Il n'y a pas lieu ici de développer plus avant les conséquences politiques, stratégiques, économiques de cette évolution. Le graphique ci-dessus sur les contrats BTP montre combien les entreprises françaises ont perdu de marchés en Afrique au profit des entreprises chinoises.

Plus que jamais, l'Afrique constitue, en ce début du XXI e siècle, un enjeu majeur qui est au coeur d'un jeu d'influences de plus en plus agressives au détriment des pays occidentaux et parfois au détriment des pays africains eux-mêmes.

2. Des opportunités pour des coopérations triangulaires ?

La présence accrue des pays émergents en Afrique constitue également une opportunité pour le développement de ces pays.

Avec environ 18 milliards de dollars, l'apport financier des pays n'appartenant pas à l'OCDE est d'ores et déjà considérable. Ces montants ont vocation à croître avec l'augmentation du revenu national brut de ces pays. En outre on peut espérer que les pays émergents augmentent progressivement le pourcentage du revenu national qu'ils consacrent à l'aide au développement, à l'image de la Corée du Sud qui s'est distinguée en s'engageant à tripler le pourcentage du RNB réservé à l'aide publique au développement d'ici 2015.

Outre ces aides financières toujours plus importantes, ces pays peuvent apporter une précieuse contribution, grâce à leur expérience et à leurs compétences pour résoudre les problèmes les plus complexes liés à la pauvreté. Ayant suivi le processus de développement avec succès, ces pays ont une connaissance approfondie des besoins des pays pauvres et les capacités techniques d'innovation pour répondre à ces besoins.

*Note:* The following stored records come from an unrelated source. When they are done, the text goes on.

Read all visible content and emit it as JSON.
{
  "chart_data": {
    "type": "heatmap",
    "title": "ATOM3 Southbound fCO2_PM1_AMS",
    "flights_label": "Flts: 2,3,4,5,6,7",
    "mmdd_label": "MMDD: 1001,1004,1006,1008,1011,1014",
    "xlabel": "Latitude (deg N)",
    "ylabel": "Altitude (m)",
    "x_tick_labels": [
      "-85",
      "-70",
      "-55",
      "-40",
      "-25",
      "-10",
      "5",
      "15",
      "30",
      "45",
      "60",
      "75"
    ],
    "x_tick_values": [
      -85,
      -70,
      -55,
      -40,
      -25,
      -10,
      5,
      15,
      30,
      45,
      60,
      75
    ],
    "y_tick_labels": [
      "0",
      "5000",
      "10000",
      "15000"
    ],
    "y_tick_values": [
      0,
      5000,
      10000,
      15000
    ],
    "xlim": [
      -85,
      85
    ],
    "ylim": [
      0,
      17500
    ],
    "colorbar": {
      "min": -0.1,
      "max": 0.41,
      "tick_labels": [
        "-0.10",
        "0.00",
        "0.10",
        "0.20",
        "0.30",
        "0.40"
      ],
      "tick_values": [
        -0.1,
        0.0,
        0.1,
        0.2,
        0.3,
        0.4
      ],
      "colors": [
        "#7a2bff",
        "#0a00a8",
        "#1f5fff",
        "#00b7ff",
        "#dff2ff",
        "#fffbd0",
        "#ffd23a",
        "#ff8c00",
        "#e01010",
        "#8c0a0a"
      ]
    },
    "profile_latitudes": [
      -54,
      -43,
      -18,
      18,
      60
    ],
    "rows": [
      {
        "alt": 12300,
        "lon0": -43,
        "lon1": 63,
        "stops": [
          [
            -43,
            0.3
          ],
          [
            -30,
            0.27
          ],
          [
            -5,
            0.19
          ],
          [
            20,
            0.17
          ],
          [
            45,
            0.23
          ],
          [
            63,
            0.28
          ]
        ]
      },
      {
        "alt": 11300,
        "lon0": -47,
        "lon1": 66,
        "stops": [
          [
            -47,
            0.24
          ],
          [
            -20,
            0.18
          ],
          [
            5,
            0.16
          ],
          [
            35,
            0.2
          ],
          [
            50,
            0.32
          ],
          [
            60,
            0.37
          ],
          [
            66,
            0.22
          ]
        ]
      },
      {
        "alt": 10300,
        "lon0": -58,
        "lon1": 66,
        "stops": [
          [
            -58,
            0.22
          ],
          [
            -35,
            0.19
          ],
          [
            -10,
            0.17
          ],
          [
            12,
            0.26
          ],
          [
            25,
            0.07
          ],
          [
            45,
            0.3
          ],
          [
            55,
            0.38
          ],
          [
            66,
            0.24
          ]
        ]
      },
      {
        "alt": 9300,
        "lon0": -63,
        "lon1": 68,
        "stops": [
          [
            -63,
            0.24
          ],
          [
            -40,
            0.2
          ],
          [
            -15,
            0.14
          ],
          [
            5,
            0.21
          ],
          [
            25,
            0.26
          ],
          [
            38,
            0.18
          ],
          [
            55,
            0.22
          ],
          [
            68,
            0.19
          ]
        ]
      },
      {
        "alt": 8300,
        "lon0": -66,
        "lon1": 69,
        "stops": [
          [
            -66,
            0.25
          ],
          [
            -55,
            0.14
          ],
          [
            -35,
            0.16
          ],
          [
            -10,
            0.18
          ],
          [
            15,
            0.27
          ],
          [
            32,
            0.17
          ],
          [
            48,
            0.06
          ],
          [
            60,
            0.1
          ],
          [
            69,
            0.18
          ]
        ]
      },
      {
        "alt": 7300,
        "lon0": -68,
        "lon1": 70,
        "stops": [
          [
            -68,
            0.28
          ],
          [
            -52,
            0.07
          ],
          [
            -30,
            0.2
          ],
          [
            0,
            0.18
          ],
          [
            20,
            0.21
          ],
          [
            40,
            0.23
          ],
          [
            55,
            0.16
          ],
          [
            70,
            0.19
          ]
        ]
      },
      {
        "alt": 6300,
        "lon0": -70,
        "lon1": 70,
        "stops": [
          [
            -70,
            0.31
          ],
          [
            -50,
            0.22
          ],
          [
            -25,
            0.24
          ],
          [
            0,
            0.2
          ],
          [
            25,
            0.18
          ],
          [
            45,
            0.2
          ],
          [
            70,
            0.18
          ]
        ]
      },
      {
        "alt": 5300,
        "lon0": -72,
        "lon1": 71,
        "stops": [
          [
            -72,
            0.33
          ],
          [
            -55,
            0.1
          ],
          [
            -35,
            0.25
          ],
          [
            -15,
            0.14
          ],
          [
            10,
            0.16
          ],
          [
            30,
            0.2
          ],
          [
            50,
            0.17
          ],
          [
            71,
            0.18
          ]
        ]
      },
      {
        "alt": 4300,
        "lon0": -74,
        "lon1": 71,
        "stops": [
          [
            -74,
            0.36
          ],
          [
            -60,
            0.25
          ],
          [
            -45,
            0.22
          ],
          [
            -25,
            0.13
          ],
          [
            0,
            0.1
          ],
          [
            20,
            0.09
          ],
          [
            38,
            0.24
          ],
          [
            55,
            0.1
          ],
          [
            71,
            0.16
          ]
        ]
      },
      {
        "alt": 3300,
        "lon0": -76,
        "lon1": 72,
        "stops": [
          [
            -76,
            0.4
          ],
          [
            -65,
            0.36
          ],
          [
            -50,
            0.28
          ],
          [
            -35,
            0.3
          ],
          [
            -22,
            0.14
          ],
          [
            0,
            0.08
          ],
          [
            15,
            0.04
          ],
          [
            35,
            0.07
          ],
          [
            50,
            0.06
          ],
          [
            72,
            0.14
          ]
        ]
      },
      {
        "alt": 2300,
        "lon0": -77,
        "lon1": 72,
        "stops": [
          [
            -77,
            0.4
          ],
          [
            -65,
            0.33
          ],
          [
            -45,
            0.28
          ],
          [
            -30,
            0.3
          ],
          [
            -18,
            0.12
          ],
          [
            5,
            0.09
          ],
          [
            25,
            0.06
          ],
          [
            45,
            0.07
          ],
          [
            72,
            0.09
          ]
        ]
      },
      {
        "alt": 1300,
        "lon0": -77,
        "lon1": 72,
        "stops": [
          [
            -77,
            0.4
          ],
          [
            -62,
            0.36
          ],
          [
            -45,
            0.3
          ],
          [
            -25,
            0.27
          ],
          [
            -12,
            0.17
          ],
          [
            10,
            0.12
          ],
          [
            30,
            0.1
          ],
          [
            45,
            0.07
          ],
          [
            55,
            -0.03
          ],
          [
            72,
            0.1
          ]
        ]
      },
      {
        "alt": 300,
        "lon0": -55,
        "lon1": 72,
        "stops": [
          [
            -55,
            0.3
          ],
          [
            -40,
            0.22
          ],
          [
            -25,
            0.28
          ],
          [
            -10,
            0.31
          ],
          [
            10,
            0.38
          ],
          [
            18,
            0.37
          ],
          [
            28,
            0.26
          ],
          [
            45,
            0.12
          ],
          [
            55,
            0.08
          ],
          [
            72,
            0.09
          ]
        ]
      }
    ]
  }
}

Le rapport de M. Bill Gates aux membres du G20 cite à cet égard de nombreux exemples de coopération triangulaire réussis : « le Serum Institute of India a récemment mis au point un vaccin pour la méningite A, le tout premier vaccin créé spécialement pour les pays pauvres. Pour le fabriquer au prix cible de 50 cents la dose, l'institut s'est procuré les matières premières auprès d'une société biotechnologique néerlandaise et a organisé un transfert de technologie à partir de la Food and Drug Administration des États-Unis. Ce processus a commencé lorsque des responsables africains ont demandé un moyen plus efficace pour lutter contre les épidémies de méningite. Les secteurs privé et public dans les pays industrialisés et à croissance rapide ont négocié une solution mutuellement avantageuse pour faire face à ce défi».

Source « Mettre à profit l'impact de l'innovation pour financer le développement du 21 e siècle»: A report by Bill Gates to G20 leaders, Cannes Summit, November 2011

De ce point de vue, il existe des opportunités pour des partenariats triangulaires entre les pays émergents, des donateurs traditionnels comme la France et des pays pauvres.

Jusqu'à présent, ces partenariats triangulaires ont concerné des transferts de ressources relativement modestes, mais à long terme, ils offrent des opportunités pour une coopération coordonnées au bénéfice des plus pauvres et ouvrent la voie vers meilleure partage du financement de l'aide au développement. Aujourd'hui, en effet, l'Europe représente 60 % de l'APD mondial pour 30 % du PIB mondial.